AIMultiple ResearchAIMultiple Research

Synthetic Data Statistics: Benefits, Vendors, Market Size [2024]

Synthetic data generation tools generate synthetic data to preserve the privacy of data, to test systems or to create training data for machine learning algorithms. For more detailed information about synthetic data, please check our ultimate guide to synthetic data.

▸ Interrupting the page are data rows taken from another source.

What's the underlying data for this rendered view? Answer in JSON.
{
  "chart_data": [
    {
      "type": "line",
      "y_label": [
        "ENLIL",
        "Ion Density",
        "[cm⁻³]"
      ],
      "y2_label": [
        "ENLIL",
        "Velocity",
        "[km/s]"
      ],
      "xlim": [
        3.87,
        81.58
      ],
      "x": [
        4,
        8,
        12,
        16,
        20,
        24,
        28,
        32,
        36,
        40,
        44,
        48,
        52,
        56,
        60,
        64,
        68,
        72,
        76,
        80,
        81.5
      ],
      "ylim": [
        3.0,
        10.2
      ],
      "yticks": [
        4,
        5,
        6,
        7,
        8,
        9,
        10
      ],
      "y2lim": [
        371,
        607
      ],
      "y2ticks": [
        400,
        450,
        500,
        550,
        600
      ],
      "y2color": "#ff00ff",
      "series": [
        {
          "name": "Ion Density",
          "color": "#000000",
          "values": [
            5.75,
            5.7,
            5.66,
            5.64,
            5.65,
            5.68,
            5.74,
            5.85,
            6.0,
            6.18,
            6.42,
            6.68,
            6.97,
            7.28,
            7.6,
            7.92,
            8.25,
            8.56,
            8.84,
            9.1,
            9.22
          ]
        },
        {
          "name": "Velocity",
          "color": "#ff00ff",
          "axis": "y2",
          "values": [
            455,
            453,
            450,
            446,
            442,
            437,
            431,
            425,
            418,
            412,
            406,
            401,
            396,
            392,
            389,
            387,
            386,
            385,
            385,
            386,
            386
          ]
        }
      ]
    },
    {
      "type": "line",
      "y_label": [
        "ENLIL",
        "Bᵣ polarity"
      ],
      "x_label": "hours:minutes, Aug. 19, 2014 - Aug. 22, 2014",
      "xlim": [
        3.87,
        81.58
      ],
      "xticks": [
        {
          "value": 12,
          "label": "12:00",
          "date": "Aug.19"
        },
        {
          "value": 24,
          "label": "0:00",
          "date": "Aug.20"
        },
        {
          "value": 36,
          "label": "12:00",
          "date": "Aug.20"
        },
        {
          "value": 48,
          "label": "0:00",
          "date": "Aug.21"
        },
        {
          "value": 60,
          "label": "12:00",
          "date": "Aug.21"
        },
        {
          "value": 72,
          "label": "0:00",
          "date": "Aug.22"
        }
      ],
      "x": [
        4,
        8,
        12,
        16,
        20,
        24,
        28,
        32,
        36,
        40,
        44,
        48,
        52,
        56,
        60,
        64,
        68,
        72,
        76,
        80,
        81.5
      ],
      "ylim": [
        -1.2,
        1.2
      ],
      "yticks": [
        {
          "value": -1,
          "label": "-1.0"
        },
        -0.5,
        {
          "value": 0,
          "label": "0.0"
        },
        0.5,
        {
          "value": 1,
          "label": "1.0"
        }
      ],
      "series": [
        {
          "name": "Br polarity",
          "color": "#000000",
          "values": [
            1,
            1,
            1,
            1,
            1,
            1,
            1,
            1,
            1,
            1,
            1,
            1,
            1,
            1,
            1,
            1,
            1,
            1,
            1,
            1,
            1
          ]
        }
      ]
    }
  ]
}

This article is a collection of 26 up-to-date synthetic data statistics from various origins such as researches of reputable sources. In this list, you will find synthetic data stats about:

Market size forecasts

We can expect that the synthetic data market will continue to grow >10% p.a. since most of the synthetic data market serves:

  1. Test data management which is expected to grow 11.6% CAGR
  2. AI training data generation, which is expected to grow at 22.2% CAGR

Why does synthetic data matter?

  • Gartner estimates that by 2024, 60% of the data used for the de­vel­op­ment of AI and an­a­lyt­ics projects will be syn­thet­i­cally gen­er­ated.
  • Mostly AI claims that synthetic data can retain 99% of the information and value of the original dataset while protecting sensitive data from re-identification. However, these results are based on a benchmark analyzed by their own team and the underlying data was not published. (Mostly AI)
  • “Companies only need 50% of their original, authentic training data to finish the formal training of their algorithms”, claims Yashar Behzadi, CEO of Neuromation, a synthetic data generation startup. (eeNews)
  • When training data is highly imbalanced (e.g. more than 99% of instances belong to one class) synthetic data generation is necessary to build accurate machine learning models. (Tensorflow)
  • Another important function of synthetic data is to keep data secure as:
    • 17% of the global online population were victims of digital theft over the last few decades and it is estimated that 80% of the cybercrimes are not reported. (UN)

How protective is synthetic data?

Synthetic data is useful to eliminate security gaps that traditional anonymization techniques can not prevent. Therefore, using an AI-powered synthetic data generation tool can be beneficial to better protect sensitive data. Vendor claims include:

  • 80% of credit card owners can be re-identified from 3 transactions when traditional anonymization techniques are used. (Mostly AI)
  • 51% of mobile phone owners can be re-identified by 2 antenna signals when traditional anonymization techniques are used. (Mostly AI)
  • 87% of all people can be re-identified by their birthday, gender and postcode when traditional anonymization techniques are used. (Mostly AI)

Synthetic data benefits

There are numerous case studies demonstrating that synthetic data improve machine learning model accuracy.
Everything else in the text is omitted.